The Crown Prosecution Service (CPS) has dropped its case against a Christian preacher who was arrested last year for continuing his street ministry during the United Kingdom's COVID-19 pandemic lockdown
Christian Concern reports on April 2, 2020, Mike Overd, 56, refused to stop his street ministry, which he has operated in Taunton town center in Somerset, England for over a decade.
Overd was preaching, offering prayer, and handing out Bibles in his usual spot during a time when all churches were ordered closed by the government. Police officers from Avon and Somerset confronted him after a member of the public filed a complaint.
The officers warned him that he had to go home under the new COVID-19 pandemic restrictions.
Overd, who works exclusively as a preacher and a lay minister, said he was fulfilling his duties as an evangelist, offering pastoral support to those struggling at a time of national crisis – while adhering to official social distancing rules of keeping two meters (more than 6.5 feet) apart.
He asked the police officers if the authorities were now "banning Christian workers from coming to help people?" according to the Christian Legal Center.
After he refused to leave, the officers packed up Overd's Bibles and removed him from the area. They also ticketed him with a fine of more than $82.
A year and a half later, Overd's case was set to be heard in court on Sept. 6. His attorneys from the Christian Legal Center argued to the CPS that the preacher had been out on the streets for the purposes of "voluntary or charitable services" under the COVID-19 regulations. They also argued that the regulations, as interpreted by the police officers on the day, were disproportionate and constituted unreasonable interference with Overd's rights under European law and English common law.
Expert Christian theologian, Dr. Martin Parsons, also filed a brief in Overd's case, telling the CPS that street preaching is an important part of Evangelical Christianity, even during epidemics.
He said there is: "a long and continuing practice of street preaching and other forms of open-air evangelism in the UK, which is seen by evangelical Christians as being an essential part of fulfilling Christ's command to preach the Gospel to all people, particularly those who are unlikely to ever enter a church…During times of epidemic this has been viewed as being particularly important as helping men and women to find 'peace with God'."
Parsons added that during the great plague of 1665, some of the largest numbers of deaths appear to have been among the clergy and Christian ministers because their ministry was to help people make "peace with God."
Following its review of Overd's case, the CPS announced it was dropping the case against him.
"This is a great victory for Jesus and for freedom of speech. It is a victory that you must be able to go out and preach the gospel, whether there is a terrible virus out there or not. If Christians are called to go, then go we must," Overd said in a statement. "Looking back to the start of the pandemic, I knew that something was not right with the power the police had been given by the government. It did not sit right with me sitting at home and not going out to preach when people were in need."
"At the time I was lambasted by many for being out seeking to bring a message of hope to people struggling at the start of this crisis. I lost close friends for the stand I took," he said.

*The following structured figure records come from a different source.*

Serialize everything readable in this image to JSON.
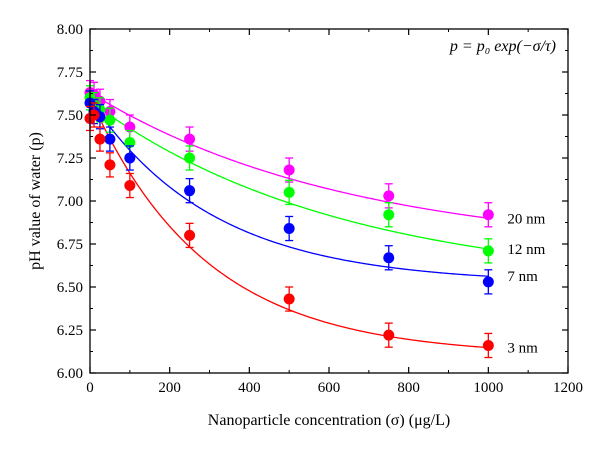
{
  "chart_data": {
    "type": "scatter",
    "title": "",
    "xlabel": "Nanoparticle concentration (σ) (μg/L)",
    "ylabel": "pH value of water (p)",
    "xlim": [
      0,
      1200
    ],
    "ylim": [
      6.0,
      8.0
    ],
    "xticks": [
      0,
      200,
      400,
      600,
      800,
      1000,
      1200
    ],
    "yticks": [
      6.0,
      6.25,
      6.5,
      6.75,
      7.0,
      7.25,
      7.5,
      7.75,
      8.0
    ],
    "xtick_labels": [
      "0",
      "200",
      "400",
      "600",
      "800",
      "1000",
      "1200"
    ],
    "ytick_labels": [
      "6.00",
      "6.25",
      "6.50",
      "6.75",
      "7.00",
      "7.25",
      "7.50",
      "7.75",
      "8.00"
    ],
    "grid": false,
    "legend": "none",
    "equation": {
      "lhs": "p",
      "rhs": "p₀ exp(−σ/τ)"
    },
    "x": [
      0,
      10,
      25,
      50,
      100,
      250,
      500,
      750,
      1000
    ],
    "series": [
      {
        "name": "20 nm",
        "color": "#ff00ff",
        "values": [
          7.63,
          7.62,
          7.58,
          7.52,
          7.43,
          7.36,
          7.18,
          7.03,
          6.92
        ],
        "errors": [
          0.07,
          0.07,
          0.07,
          0.07,
          0.07,
          0.07,
          0.07,
          0.07,
          0.07
        ],
        "fit": {
          "p_inf": 6.7,
          "a": 0.93,
          "tau": 650
        }
      },
      {
        "name": "12 nm",
        "color": "#00ff00",
        "values": [
          7.6,
          7.56,
          7.53,
          7.47,
          7.34,
          7.25,
          7.05,
          6.92,
          6.71
        ],
        "errors": [
          0.07,
          0.07,
          0.07,
          0.07,
          0.07,
          0.07,
          0.07,
          0.07,
          0.07
        ],
        "fit": {
          "p_inf": 6.5,
          "a": 1.08,
          "tau": 630
        }
      },
      {
        "name": "7 nm",
        "color": "#0000ff",
        "values": [
          7.57,
          7.52,
          7.49,
          7.36,
          7.25,
          7.06,
          6.84,
          6.67,
          6.53
        ],
        "errors": [
          0.07,
          0.07,
          0.07,
          0.07,
          0.07,
          0.07,
          0.07,
          0.07,
          0.07
        ],
        "fit": {
          "p_inf": 6.52,
          "a": 1.07,
          "tau": 310
        }
      },
      {
        "name": "3 nm",
        "color": "#ff0000",
        "values": [
          7.48,
          7.5,
          7.36,
          7.21,
          7.09,
          6.8,
          6.43,
          6.22,
          6.16
        ],
        "errors": [
          0.07,
          0.07,
          0.07,
          0.07,
          0.07,
          0.07,
          0.07,
          0.07,
          0.07
        ],
        "fit": {
          "p_inf": 6.1,
          "a": 1.5,
          "tau": 290
        }
      }
    ]
  }
}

"The fact that it has been quietly dropped today after dragging on for 18 months, shows that my case, and the laws in general, have been all about control and intimidation," Overd alleged.
"A year and a half on, with draconian measures still in place and more Christian preachers being arrested than ever before, I knew I was right to take a stand and I am glad to have been vindicated," he continued.
"It was always wrong for Christian ministries and churches to be shut down at such a moment of need. Never in our history have so many Christians that sought to support the most vulnerable in our communities been treated so badly by the authorities," Overd said.
Andrea Williams, chief executive officer of the Christian Legal Center, said even when the government's pandemic regulations required people to surrender their basic freedoms, many Christians refused to stop helping people.
"For that many have been disproportionately punished," she said.
"Mike is one of many Christian preachers and outreach workers who have been intimidated and fined during this crisis, but who have ultimately been vindicated and told they have not done anything wrong.
"Christian street preachers are now being arrested every month in the UK for preaching the gospel. This is a phenomenon in our history unique only to the 21st century," Williams noted.
"The powers given to the police during this time have set a dangerous precedent, which are continuing to have a ripple effect despite a return to relative normality," she explained.
"We said at the time when this story happened that the coronavirus regulations would have far-reaching implications for Christian freedoms in the UK, and this has proven to be so," Williams concluded.
As the pandemic unfolded, there were numerous incidents of Christian preachers being arrested and police raiding and shutting down places of worship as a result of the regulations, according to Christian Concern.
The BBC reported back in April that 85,000 COVID fines had been issued. There have been calls for them to be reviewed and even scrapped entirely with many cases clogging up a legal system already under strain.